From the Russian Revolution, suffrage protest in America and the horrendous death toll on the Western Front at Passchendaele, to the fate of Palestine and the birth of modern Iraq, 1917 was a defining year in world history.

What happened then and what it means for us today is the subject of a symposium being held in Wellington in April 2017.

Supported by Manatū Taonga, Ministry for Culture and Heritage "The Myriad Faces of War: 1917 and its legacy"  brings together speakers from around the world to discuss the impact of the First World War and other significant events.

The "Myriad faces of war" banner.

Speaker Monty Soutar, Senior Māori Historian, Manatū Taonga, will discuss the consequences for Māori so people gain a greater understanding of the Māori situation after the First World War.

“Most importantly the Military Service Act 1916 was extended to include the conscription of Māori, especially Waikato iwi, who the Minister of Defence claimed, had not answered the call to enlist voluntarily,” Monty Soutar says.

“This had long-lasting consequences, dominating political activities after the war leading to the investigation of Māori grievances that, as one politician put it, ‘had arisen from unfulfilled promises, arbitrary acts of Government land-purchase officers or, most serious of all, from the punitively excessive confiscation of Maori land’.”

The symposium’s diverse programme covers propaganda, poetry and patriotic songs, the advent of plastic surgery, submarine warfare, the impact of war in Austria, Germany and Latin America, mythology, memorialisation and masculinity, as well as New Zealand’s emerging national identity.

New Zealand historians Jock Phillips and Glyn Harper join Monty Soutar, with international war and culture studies specialists Jay Winter, Annette Becker and Michael Neiberg also leading discussion.

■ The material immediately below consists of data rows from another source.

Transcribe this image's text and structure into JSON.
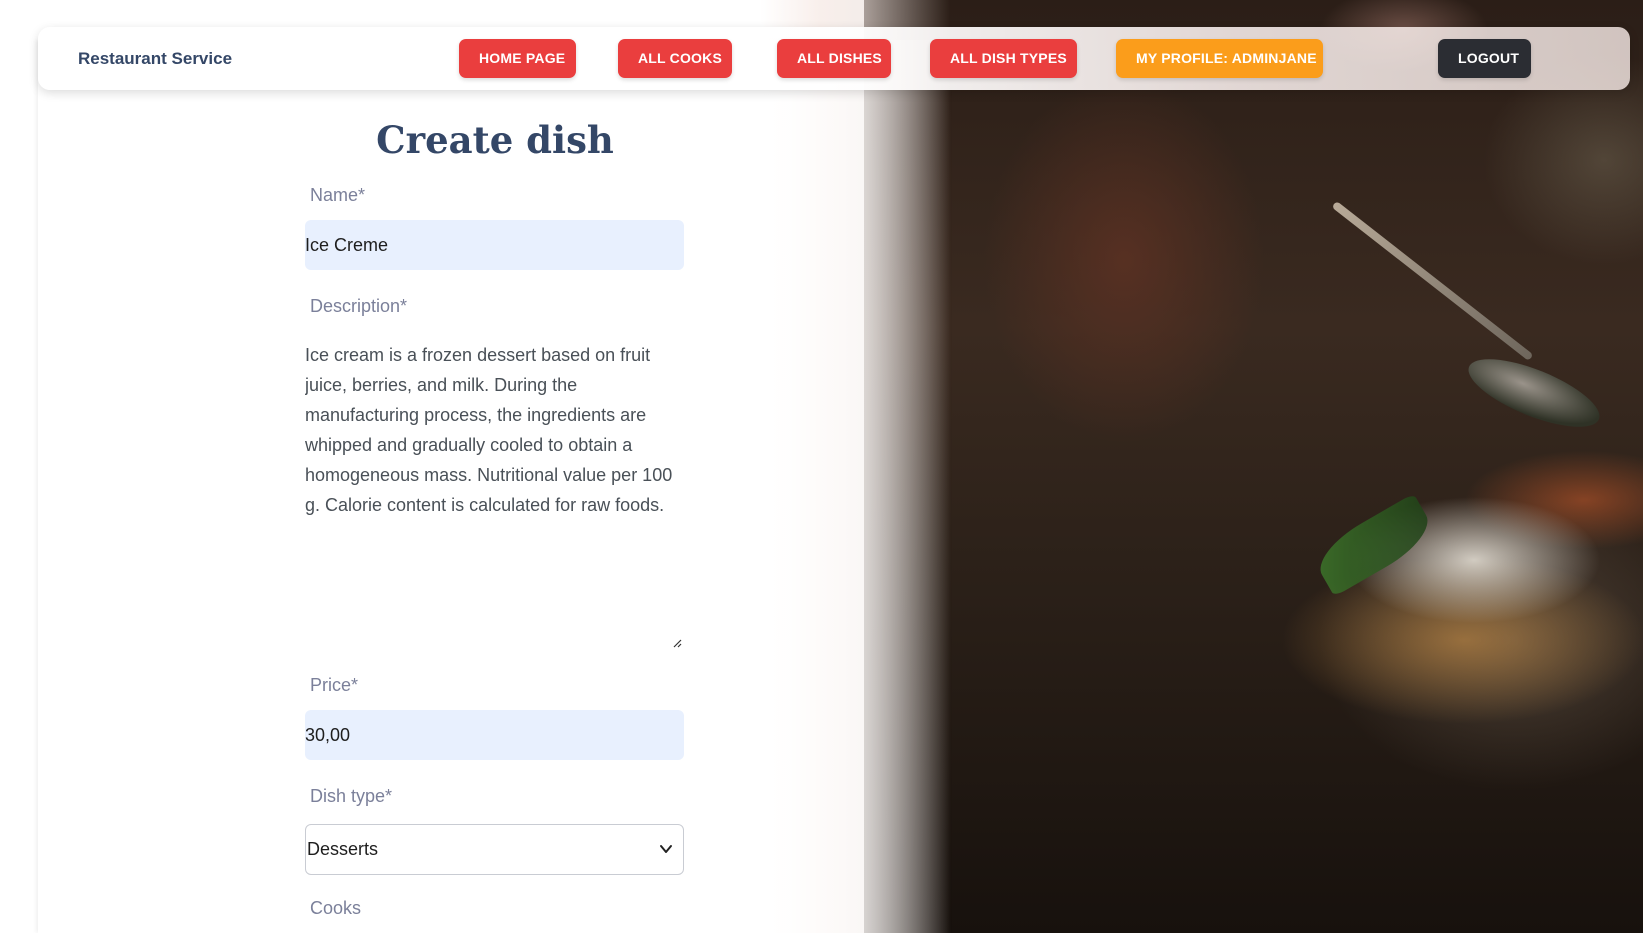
{
  "navbar": {
    "brand": "Restaurant Service",
    "buttons": [
      {
        "label": "HOME PAGE",
        "variant": "red"
      },
      {
        "label": "ALL COOKS",
        "variant": "red"
      },
      {
        "label": "ALL DISHES",
        "variant": "red"
      },
      {
        "label": "ALL DISH TYPES",
        "variant": "red"
      },
      {
        "label": "MY PROFILE: ADMINJANE",
        "variant": "orange"
      },
      {
        "label": "LOGOUT",
        "variant": "dark"
      }
    ]
  },
  "form": {
    "title": "Create dish",
    "name": {
      "label": "Name*",
      "value": "Ice Creme"
    },
    "description": {
      "label": "Description*",
      "value": "Ice cream is a frozen dessert based on fruit juice, berries, and milk. During the manufacturing process, the ingredients are whipped and gradually cooled to obtain a homogeneous mass. Nutritional value per 100 g. Calorie content is calculated for raw foods."
    },
    "price": {
      "label": "Price*",
      "value": "30,00"
    },
    "dish_type": {
      "label": "Dish type*",
      "selected": "Desserts"
    },
    "cooks": {
      "label": "Cooks"
    }
  },
  "colors": {
    "primary_red": "#ea3e3e",
    "profile_orange": "#fb9d1b",
    "logout_dark": "#2b2d33",
    "heading": "#344767",
    "label": "#7b809a",
    "input_bg": "#e8f0fe"
  }
}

With some 60 speakers, organising committee member Professor Kingsley Baird says it’s unlikely such a gathering of knowledge on the First World War will assemble again in New Zealand for some time.

Held at Te Papa Tongarewa from April 25 to 28, the event is jointly organised by WHAM (War History Heritage Art and Memory) Research Network, Massey University, Auckland War Memorial Museum, the University of Auckland and Manatū Taonga, Ministry for Culture and Heritage.